Problem 2 - Aggregations using Spark


#1

Originally published at: http://www.itversity.com/lessons/problem-2-aggregations-using-spark/

Aggregations can be done either by using Core Spark API or Data Frame Operations or Spark SQL Problem Statement Using sqoop copy data available in mysql products table to folder /user/cloudera/products on hdfs as text file. columns should be delimited by pipe ‘|’ move all the files from /user/cloudera/products folder to /user/cloudera/problem2/products folder Change permissions…


#2

Part of the solution (Step 4c) in pyspark:

products = sc.textFile("/user/snehaananthan/problem2/products")
for i in products.take(10): print(i)

productsFiltered = products.filter(lambda p: float(p.split("|")[4]) < 100.00)

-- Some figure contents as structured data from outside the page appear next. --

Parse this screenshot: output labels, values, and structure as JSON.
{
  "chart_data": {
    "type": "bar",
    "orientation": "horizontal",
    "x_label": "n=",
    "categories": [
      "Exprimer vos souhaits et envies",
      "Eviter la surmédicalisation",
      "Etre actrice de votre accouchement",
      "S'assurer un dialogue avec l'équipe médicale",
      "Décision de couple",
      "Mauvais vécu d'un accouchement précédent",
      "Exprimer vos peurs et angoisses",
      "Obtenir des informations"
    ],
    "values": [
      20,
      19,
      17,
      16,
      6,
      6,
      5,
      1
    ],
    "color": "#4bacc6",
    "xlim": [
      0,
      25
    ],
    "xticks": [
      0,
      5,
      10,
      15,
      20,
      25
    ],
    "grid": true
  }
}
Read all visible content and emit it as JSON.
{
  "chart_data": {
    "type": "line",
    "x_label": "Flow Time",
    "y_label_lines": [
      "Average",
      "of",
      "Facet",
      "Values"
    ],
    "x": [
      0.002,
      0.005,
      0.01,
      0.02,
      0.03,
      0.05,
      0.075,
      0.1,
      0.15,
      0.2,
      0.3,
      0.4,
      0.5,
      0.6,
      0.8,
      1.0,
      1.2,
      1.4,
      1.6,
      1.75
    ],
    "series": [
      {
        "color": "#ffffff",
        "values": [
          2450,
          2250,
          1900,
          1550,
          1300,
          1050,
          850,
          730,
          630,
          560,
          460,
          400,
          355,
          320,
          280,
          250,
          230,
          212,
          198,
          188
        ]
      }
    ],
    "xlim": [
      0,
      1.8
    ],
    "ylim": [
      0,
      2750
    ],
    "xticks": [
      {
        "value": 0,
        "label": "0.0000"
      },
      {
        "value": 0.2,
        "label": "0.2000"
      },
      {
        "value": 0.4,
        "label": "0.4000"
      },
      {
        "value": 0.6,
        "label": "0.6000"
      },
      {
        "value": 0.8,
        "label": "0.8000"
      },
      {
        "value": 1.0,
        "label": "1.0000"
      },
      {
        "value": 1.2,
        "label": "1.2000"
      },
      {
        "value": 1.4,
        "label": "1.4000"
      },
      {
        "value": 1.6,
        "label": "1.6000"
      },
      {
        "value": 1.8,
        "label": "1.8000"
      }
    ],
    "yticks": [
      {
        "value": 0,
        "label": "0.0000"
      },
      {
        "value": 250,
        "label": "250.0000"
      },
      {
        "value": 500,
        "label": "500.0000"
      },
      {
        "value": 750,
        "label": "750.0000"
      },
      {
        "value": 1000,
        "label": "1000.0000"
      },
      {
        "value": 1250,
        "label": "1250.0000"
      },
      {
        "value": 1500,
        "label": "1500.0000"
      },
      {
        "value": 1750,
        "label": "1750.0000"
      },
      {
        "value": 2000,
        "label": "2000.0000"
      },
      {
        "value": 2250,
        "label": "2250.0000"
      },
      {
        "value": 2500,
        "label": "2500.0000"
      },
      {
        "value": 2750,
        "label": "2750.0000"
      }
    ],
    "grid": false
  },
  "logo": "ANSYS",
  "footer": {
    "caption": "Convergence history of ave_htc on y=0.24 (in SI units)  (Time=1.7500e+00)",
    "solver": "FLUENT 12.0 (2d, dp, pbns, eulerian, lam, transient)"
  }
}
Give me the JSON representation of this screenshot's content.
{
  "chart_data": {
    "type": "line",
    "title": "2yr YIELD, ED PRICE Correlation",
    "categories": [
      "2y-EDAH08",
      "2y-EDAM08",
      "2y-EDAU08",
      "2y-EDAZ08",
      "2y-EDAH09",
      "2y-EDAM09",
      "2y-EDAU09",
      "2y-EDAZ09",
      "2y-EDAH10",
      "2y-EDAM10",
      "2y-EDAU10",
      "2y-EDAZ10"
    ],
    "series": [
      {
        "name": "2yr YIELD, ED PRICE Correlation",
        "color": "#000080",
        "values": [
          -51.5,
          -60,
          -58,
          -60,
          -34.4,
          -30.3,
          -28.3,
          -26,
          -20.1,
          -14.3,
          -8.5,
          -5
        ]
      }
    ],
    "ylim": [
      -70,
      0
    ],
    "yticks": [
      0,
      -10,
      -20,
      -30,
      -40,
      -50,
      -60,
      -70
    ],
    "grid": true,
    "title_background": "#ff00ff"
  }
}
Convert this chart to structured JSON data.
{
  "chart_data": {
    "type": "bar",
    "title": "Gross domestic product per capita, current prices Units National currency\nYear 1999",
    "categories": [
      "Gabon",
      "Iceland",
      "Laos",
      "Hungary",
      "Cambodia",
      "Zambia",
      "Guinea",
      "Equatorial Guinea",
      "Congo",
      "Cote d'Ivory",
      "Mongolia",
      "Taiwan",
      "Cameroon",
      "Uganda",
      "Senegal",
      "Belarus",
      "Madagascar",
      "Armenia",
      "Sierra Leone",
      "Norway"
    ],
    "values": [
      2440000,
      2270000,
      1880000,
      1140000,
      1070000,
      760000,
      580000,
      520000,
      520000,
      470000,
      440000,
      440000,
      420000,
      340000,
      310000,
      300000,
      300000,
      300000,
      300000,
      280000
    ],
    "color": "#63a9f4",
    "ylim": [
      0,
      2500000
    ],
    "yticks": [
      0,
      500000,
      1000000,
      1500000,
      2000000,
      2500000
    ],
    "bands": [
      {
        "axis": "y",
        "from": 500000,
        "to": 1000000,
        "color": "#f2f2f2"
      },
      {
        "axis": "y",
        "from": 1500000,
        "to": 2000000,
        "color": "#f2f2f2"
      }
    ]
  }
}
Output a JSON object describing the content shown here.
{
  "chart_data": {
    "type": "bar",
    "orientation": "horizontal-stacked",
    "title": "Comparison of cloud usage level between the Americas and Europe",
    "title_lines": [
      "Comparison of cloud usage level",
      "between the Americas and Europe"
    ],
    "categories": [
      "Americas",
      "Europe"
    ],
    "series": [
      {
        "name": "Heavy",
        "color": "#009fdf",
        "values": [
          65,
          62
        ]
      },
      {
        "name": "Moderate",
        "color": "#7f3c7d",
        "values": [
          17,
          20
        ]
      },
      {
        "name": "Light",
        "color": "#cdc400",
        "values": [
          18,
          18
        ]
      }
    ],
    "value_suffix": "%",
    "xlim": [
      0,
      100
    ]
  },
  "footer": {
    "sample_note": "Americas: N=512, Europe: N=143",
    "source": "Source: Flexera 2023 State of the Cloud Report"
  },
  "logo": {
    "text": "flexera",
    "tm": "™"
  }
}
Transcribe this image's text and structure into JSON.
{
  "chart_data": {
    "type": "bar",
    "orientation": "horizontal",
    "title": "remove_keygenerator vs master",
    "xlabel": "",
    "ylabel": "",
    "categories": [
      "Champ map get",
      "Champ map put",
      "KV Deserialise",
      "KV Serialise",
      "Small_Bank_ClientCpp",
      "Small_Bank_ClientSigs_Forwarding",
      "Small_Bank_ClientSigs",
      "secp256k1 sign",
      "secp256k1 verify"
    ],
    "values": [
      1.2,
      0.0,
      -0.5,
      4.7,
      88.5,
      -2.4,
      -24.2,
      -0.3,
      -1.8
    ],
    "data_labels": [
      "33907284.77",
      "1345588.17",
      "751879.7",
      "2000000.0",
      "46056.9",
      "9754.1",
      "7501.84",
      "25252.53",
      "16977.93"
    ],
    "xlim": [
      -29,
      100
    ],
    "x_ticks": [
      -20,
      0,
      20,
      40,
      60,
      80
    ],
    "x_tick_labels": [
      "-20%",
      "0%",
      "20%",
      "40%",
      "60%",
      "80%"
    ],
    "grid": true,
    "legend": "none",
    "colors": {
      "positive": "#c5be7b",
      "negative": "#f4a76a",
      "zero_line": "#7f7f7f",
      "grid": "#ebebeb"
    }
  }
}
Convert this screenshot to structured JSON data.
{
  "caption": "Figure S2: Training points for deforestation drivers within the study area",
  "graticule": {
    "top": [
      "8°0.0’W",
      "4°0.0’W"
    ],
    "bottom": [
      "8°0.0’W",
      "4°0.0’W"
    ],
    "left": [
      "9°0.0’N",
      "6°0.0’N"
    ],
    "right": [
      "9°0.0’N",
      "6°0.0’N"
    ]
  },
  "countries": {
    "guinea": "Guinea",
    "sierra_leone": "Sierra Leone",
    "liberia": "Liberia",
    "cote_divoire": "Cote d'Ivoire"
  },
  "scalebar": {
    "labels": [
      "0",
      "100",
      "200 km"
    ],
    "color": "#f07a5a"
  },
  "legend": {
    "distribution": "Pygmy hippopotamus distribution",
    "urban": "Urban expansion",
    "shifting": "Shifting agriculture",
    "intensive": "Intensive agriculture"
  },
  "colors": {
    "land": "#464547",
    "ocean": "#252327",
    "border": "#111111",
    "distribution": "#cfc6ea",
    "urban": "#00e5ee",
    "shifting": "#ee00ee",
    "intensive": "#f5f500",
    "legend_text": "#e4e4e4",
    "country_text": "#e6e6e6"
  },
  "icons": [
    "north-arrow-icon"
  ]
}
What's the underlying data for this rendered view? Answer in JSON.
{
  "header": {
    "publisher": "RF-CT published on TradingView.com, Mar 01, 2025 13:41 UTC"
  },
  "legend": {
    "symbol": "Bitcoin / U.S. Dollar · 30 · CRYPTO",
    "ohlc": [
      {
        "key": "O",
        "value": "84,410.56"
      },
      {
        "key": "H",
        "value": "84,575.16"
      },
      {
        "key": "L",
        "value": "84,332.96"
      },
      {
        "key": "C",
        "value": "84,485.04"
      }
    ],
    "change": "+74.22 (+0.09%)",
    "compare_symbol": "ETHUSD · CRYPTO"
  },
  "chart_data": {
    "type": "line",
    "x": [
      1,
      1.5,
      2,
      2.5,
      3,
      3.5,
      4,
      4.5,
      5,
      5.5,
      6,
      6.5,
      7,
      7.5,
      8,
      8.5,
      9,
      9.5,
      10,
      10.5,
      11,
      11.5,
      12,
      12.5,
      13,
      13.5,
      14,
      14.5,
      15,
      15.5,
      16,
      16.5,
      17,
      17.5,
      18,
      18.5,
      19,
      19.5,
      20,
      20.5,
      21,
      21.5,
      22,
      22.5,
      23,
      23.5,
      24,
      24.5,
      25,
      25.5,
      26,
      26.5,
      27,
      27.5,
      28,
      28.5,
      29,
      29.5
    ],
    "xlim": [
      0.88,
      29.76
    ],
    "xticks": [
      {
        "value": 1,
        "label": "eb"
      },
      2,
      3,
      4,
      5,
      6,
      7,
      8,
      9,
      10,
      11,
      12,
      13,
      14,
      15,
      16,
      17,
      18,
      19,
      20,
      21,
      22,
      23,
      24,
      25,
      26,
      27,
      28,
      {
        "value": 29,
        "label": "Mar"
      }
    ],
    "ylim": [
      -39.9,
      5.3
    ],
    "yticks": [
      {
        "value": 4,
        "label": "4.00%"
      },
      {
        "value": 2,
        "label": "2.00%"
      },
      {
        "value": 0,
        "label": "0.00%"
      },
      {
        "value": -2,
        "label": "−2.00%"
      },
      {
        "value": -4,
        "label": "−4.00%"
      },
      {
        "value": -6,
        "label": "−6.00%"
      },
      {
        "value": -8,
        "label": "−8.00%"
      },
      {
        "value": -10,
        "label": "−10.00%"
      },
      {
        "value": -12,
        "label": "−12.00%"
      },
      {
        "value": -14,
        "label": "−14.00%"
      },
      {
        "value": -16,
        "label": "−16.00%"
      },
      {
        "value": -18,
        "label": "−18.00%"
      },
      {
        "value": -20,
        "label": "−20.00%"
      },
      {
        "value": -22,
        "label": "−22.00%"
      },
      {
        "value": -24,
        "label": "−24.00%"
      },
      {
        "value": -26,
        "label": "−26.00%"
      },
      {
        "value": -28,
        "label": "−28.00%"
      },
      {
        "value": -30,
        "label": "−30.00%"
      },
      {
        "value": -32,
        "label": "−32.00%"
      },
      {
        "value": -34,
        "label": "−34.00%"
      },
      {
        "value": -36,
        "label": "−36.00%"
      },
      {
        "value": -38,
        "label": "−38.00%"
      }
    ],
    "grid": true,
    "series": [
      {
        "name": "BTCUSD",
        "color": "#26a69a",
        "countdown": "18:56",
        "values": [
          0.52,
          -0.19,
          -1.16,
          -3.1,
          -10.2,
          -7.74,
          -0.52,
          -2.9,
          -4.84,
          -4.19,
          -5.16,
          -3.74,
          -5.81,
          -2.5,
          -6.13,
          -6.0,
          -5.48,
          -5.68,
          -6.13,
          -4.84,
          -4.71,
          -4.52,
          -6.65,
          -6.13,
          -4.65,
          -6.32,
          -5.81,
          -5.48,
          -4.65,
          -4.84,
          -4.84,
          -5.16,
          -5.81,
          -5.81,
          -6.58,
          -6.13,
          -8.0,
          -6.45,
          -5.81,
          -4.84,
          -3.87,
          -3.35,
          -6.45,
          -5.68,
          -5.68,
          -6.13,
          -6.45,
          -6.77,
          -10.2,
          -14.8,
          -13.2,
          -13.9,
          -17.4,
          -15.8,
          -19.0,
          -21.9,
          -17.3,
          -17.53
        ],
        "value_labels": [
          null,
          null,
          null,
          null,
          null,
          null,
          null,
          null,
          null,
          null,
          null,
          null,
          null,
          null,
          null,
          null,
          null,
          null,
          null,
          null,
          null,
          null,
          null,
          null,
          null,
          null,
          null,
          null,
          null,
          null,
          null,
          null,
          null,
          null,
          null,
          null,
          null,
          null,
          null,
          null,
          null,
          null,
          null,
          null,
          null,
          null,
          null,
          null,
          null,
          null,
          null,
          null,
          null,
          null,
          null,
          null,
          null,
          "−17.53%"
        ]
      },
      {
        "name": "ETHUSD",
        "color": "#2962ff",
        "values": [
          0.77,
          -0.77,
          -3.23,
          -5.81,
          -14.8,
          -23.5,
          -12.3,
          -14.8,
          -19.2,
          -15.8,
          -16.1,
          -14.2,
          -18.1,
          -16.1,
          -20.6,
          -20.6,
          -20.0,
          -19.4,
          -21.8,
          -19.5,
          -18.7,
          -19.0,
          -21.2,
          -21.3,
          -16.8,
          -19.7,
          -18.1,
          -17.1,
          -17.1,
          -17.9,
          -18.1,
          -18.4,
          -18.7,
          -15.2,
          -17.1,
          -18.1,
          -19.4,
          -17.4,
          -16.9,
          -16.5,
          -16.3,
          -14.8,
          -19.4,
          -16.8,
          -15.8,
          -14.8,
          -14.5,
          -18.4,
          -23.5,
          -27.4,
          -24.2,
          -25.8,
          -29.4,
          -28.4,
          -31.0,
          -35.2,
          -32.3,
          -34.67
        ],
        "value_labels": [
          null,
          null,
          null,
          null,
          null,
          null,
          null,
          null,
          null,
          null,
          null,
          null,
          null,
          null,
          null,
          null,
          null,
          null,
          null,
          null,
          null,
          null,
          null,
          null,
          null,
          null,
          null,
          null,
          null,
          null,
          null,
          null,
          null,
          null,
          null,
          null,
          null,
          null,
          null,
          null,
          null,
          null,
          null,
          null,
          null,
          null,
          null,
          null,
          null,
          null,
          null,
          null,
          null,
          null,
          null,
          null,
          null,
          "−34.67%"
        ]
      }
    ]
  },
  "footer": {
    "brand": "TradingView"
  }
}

productsMap = productsFiltered. \
map(lambda p: (int(p.split("|")[1]), float(p.split("|")[4])))
for i in productsMap.take(100): print(i)

results = productsMap. \
aggregateByKey((0.0, 0, 0.0, 101.00), 
	lambda (highest, count, sum, lowest), input_price: 
		(input_price if input_price > highest else highest, 
		count + 1, 
		sum + input_price, 
		input_price if input_price < lowest else lowest), 
	lambda (highest1, count1, sum1, lowest1), (highest2, count2, sum2, lowest2): 
		(highest1 if highest1 > highest2 else highest2, 
		count1 + count2, 
		sum1 + sum2 / count1 + count2, 
		lowest1 if lowest1 < lowest2 else lowest2
		)
)
for i in results.take(10): print(i)